Şeker hastalarında beslenme
Şeker hastalarının tedavisindeki başarı diyetle sağlanır. Hastanın yaş, cinsiyet, kilo, boy, günlük aktivite ve şeker hastalığının tipine göre diyet uzmanı tarafından hazırlanan diyete göre beslenme alışkanlığının düzenlenmesi gerekir. Şeker hastaları özellikle (Tip 1) insüline bağlı diabetikler üç ana ve üç ara olmak üzere günlük altı öğünü aynı saatlerde yemeğe özen göstermeli.

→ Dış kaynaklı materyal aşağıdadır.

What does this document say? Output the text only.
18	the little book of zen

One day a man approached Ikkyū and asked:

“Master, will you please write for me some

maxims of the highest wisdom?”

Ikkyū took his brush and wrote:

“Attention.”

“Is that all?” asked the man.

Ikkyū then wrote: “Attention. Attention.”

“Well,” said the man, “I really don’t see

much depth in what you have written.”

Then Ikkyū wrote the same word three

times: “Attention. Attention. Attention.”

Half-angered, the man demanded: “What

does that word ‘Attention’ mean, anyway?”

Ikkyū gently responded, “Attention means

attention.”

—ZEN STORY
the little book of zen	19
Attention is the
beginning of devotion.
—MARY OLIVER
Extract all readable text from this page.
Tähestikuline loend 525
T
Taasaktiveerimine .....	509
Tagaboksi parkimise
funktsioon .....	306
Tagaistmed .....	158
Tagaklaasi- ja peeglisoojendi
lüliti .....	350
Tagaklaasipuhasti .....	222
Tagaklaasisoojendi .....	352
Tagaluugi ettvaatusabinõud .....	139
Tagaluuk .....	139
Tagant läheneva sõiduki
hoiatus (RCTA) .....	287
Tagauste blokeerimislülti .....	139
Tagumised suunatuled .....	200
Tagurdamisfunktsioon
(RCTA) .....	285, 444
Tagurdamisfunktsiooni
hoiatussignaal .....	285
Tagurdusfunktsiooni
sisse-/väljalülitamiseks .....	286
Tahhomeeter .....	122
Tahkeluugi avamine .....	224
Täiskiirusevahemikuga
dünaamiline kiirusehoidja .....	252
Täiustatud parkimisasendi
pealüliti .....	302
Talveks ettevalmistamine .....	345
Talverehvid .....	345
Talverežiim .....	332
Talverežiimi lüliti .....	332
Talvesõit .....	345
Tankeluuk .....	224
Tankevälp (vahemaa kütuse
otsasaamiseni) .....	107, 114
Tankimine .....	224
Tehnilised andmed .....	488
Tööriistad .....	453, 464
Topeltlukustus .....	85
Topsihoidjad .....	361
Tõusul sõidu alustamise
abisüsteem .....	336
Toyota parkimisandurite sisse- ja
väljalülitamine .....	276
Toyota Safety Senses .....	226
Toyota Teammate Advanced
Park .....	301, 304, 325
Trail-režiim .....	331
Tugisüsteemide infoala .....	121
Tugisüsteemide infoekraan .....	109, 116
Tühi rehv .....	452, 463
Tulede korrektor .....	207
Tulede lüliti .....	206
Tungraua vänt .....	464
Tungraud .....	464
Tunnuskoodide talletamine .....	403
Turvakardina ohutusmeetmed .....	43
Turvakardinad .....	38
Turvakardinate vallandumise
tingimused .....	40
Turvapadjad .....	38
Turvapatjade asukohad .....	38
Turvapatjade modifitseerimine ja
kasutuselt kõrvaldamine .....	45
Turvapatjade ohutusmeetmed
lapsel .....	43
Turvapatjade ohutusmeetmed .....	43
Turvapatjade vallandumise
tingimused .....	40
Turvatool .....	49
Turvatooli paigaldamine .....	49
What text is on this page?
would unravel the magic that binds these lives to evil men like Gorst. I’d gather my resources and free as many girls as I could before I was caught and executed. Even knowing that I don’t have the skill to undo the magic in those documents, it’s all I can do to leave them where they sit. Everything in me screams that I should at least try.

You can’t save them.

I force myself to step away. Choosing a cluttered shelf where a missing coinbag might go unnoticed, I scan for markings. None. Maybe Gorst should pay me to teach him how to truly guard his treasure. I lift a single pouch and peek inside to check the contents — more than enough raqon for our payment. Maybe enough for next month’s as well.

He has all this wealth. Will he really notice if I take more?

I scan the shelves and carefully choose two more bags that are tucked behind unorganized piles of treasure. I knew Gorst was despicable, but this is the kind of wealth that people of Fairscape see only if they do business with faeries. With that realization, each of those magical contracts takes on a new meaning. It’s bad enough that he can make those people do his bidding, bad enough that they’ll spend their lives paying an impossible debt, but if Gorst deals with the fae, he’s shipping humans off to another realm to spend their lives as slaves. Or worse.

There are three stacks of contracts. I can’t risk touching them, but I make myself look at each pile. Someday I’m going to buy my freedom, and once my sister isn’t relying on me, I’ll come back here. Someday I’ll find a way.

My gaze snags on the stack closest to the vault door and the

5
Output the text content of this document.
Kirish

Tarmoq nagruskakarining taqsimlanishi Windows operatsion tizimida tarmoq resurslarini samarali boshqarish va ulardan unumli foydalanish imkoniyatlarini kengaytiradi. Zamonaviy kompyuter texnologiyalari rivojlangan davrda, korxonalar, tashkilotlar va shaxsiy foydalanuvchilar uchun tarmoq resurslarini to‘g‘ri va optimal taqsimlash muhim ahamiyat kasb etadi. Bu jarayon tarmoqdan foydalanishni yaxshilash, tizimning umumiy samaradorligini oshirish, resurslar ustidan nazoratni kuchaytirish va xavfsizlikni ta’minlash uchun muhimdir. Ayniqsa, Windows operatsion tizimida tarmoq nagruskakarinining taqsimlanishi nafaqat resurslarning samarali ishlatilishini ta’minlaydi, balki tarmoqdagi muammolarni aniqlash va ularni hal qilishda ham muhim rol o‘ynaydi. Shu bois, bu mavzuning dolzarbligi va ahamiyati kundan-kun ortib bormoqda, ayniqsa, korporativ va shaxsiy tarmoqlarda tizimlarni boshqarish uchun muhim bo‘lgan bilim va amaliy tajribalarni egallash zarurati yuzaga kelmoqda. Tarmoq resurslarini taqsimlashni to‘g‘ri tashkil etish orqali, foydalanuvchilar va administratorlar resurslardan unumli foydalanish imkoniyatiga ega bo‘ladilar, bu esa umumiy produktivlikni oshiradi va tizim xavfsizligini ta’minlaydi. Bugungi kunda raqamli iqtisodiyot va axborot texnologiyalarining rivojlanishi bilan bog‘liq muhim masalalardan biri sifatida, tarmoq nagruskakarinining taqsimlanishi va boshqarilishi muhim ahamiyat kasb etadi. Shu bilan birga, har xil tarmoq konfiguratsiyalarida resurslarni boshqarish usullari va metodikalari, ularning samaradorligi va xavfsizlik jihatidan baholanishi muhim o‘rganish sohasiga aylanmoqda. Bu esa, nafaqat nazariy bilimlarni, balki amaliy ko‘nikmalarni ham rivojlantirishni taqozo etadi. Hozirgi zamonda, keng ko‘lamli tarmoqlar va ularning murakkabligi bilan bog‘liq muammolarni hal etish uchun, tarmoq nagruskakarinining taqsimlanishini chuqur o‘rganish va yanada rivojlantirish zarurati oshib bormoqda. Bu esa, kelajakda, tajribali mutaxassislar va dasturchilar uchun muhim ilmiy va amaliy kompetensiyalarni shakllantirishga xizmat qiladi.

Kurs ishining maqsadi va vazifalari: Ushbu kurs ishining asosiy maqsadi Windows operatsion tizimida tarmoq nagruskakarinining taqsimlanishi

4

Kesinlikle aç kalmamalı. Aldığımız gıdaların kan şekerini yükseltme hızı farklıdır. Biz buna glisemik indeks diyoruz. Şeker hastalarının beslenmesinde glisemik indeksi düşük yani yedikten sonra kan şekerini hızlı yükseltmeyip sabit tutarak kontrolü sağlayan gıdaları tercih ediyoruz. Posalı gıdaların glisemik indeksi düşüktür. Kuru fasulye, nohut, mercimek, bulgur, kepekli ekmek, elma, armut, yoğurt, makarna, portakal glisemik indeksi düşük, gıdalardır. Patates, pirinç, havuç, muz, kavun, üzüm ise glisemik indeksi yüksek gıdalar arasında sayılır. Şeker hastaları kalp hastalığına yakalanma riskleri yüksek olduğundan tükettikleri yağ miktarına ve türüne dikkat etmelidir. Kolesterolü yüksek gıdalardan uzak durmalıdır. Özellikle bitkisel yağlar tercih edilmeli. Yağ oranı yüksek olan kızartmalar, cipsler, yağlı etler, tavuk derisi, mayonez, kaymak, krema, tahin, tam yağlı süt, yoğurt ve peynirler diyette sıkça yer almamalı ve yağı azaltılmış ürünler tercih edilmelidir. Mevsim sebze ve meyveleri her zaman sofrada yerini almalı, böylece şeker hastaları için gerekli olan vitaminler de alınmış olur. B, C, E vitaminleri şeker hastaları için çok önemlidir. B vitamininin ise mutlaka tablet olarak alınması önerilir. Şeker hastalarının uygun diyet ve egzersiz programları ile ideal kilolarını korumaları tedavi başarısını arttırır.